Newly discovered layers of ice buried a mile beneath Mars’ north pole are the remnants of ancient polar ice sheets, report researchers.
It could be one of the largest water reservoirs on the planet, according to new research.
The team made the discovery using measurements that the Shallow Radar (SHARAD) on NASA’s Mars Reconnaissance Orbiter gathered. SHARAD emits radar waves that can penetrate up to a mile and a half beneath the surface of Mars.
The findings are important because the layers of ice are a record of past climate on Mars in much the same way that tree rings are a record of past climate on Earth. Studying the geometry and composition of these layers could tell scientists whether climate conditions were previously favorable for life, researchers say. The team found layers of sand and ice that were as much as 90 percent water in some places.
If melted, the newly discovered polar ice would be equivalent to a global layer of water around Mars at least 1.5 meters (5 feet) deep.
“We didn’t expect to find this much water ice here,” says lead author Stefano Nerozzi, a graduate research assistant at the University of Texas Institute for Geophysics who is completing his PhD at the Jackson School of Geosciences. “That likely makes it the third largest water reservoir on Mars after the polar ice caps.”

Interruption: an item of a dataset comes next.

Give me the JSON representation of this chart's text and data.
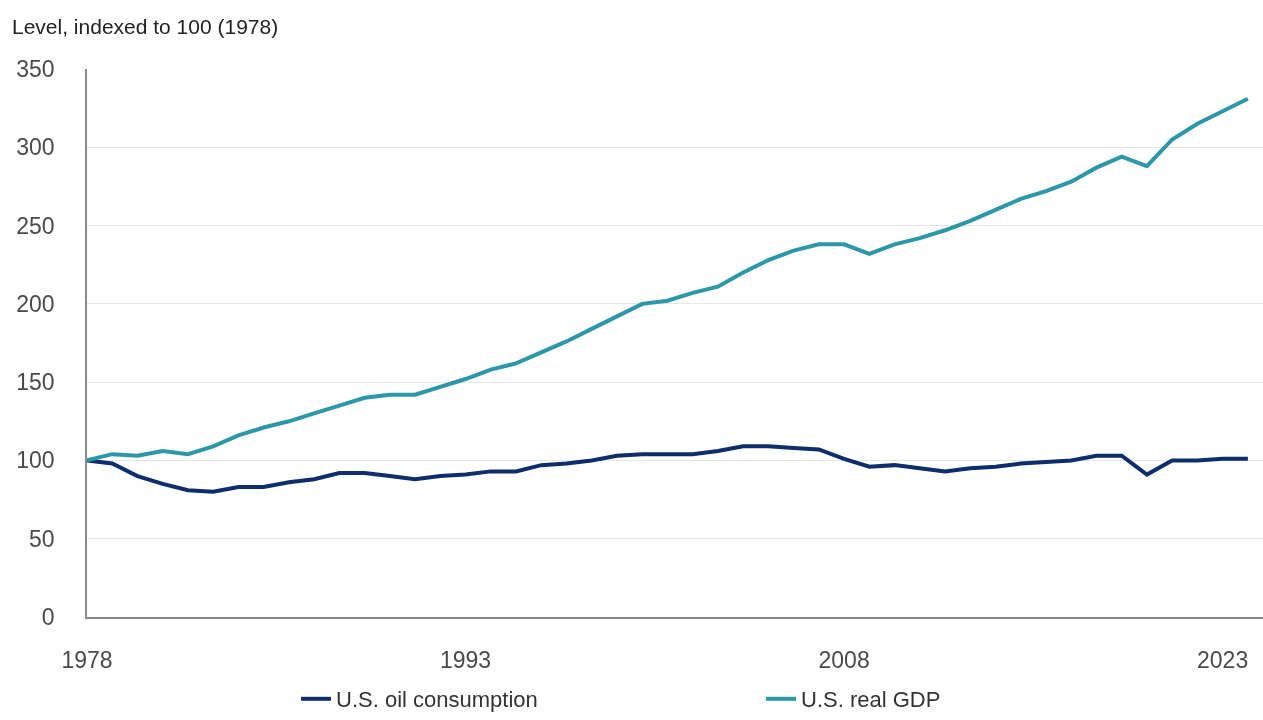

Researchers at Johns Hopkins University corroborated the findings in an independent study the findings using gravity data instead of radar. The first and second papers both appear in Geophysical Research Letters.
The authors think that the layers formed when ice accumulated at the poles during past ice ages on Mars. Each time the planet warmed, sand covered a remnant of the ice caps, which protected the ice from solar radiation and prevented it from dissipating into the atmosphere.
Scientists have long known about glacial events on Mars, which are driven by variations in the planet’s orbit and tilt. Over periods of about 50,000 years, Mars leans toward the sun before gradually returning to an upright position, like a wobbling spinning top. When the planet spins upright, the equator faces the sun, allowing the polar ice caps to grow. As the planet tilts, the ice caps retreat, perhaps vanishing entirely.
Until now, scientists thought that the ancient ice caps were lost. The paper shows that in fact significant ice sheet remnants have survived under the planet’s surface, trapped in alternating bands of ice and sand, like layers on a cake.
Coauthor Jack Holt, a professor at the Lunar & Planetary Laboratory of the University of Arizona, says that the study provides new, important insights into the exchange of water ice between the poles and the midlatitudes, where his research group previously confirmed the presence of widespread glaciers, also using the SHARAD instrument.
“Surprisingly, the total volume of water locked up in these buried polar deposits is roughly the same as all the water ice known to exist in glaciers and buried ice layers at lower latitudes on Mars, and they are approximately the same age,” he says.
Nerozzi says that studying this record of past polar glaciation could help determine whether Mars was ever habitable.
“Understanding how much water was available globally versus what’s trapped in the poles is important if you’re going to have liquid water on Mars,” Nerozzi says. “You can have all the right conditions for life, but if most of the water is locked up at the poles, then it becomes difficult to have sufficient amounts of liquid water near the equator.”
Support for the study came from a grant from the NASA Mars Data Analysis Program and the MRO Project Office at the Jet Propulsion Laboratory. The Italian Space Agency provided SHARAD to NASA’s MRO mission.